9 Historical Markers to Visit on Tybee Island
Do you want to learn a little more about Tybee Island’s extensive history? Then be sure to visit these nine historical markers while you’re on the island. Each one details a piece of time and puts together the story of this beautiful island on the shores of the Atlantic.
- Battery Hamilton
Find this historical marker on McQueen’s Trail 150 yards south of the parking lot. McQueen’s Trail is located off U.S. 80 just east of Bull River and runs to Fort Pulaski.
- Cockspur Island Lighthouse
Visit this historical marker at the parking area near the Fort Pulaski Visitor Center.
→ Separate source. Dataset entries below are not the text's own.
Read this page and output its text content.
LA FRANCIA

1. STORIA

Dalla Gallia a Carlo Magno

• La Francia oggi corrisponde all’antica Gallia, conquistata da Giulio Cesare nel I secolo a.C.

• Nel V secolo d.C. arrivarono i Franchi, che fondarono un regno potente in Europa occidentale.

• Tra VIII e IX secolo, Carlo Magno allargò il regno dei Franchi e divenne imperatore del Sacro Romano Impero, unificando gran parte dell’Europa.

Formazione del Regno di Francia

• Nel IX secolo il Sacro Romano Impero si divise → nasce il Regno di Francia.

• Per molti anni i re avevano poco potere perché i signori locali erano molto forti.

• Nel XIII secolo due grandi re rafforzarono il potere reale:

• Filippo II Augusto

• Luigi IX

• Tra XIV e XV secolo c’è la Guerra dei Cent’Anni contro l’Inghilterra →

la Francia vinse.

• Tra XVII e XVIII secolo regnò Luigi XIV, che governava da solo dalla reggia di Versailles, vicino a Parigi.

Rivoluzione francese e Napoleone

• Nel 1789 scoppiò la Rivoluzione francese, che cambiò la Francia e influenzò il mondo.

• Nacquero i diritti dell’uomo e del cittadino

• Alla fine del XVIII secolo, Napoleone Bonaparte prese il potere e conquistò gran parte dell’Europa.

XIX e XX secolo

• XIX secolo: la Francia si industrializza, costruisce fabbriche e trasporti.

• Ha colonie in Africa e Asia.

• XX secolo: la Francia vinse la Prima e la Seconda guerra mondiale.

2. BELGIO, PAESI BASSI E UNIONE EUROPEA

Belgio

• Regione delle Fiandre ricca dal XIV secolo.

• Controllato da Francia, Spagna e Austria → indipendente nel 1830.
- Federal Batteries on Tybee Island
Positioned soon after driving onto the island, this marker is located on U.S. 80 just east of Lazaretto Creek.
- Fort Pulaski
Fort Pulaski’s historical marker can be found at the park’s entrance, just before the bridge leading to Tybee Island.
- Fort Screven
Located just in front of the Tybee Museum (which is housed in Fort Screven) across from the Tybee Island Light Station.
- John Wesley
Many are unaware that John Wesley first landed on Cockspur Island and preached his first sermon there. The marker detailing this is located in the Fort Pulaski parking lot, since Cockspur Island floods when high tide comes in.
- Tybee Island
This historical marker details Tybee’s military role in the Colonial era and can be found in front of the Tybee Museum.
- Tybee Island Light Station
Learn the early history of Georgia’s oldest lighthouse at the historical marker located in the grassy area of the parking lot between the Tybee Island Light Station and the Tybee Museum.
Tybee Island once served as a quarantine to sick sailors on their way to Savannah. Read about the quarantine building that stood on Tybee at the marker located just off U.S. 80 beside the Welcome to Tybee Island sign.
There you have it! These nine historical markers detail some interesting and obscure facts that will give insight into the early days of Tybee Island. From John Wesley’s first sermon, failed attempts by the French to siege Savannah during the Revolutionary War, the origins of Fort Pulaski and more, each offer a glimpse into the varied past of Savannah’s Beach.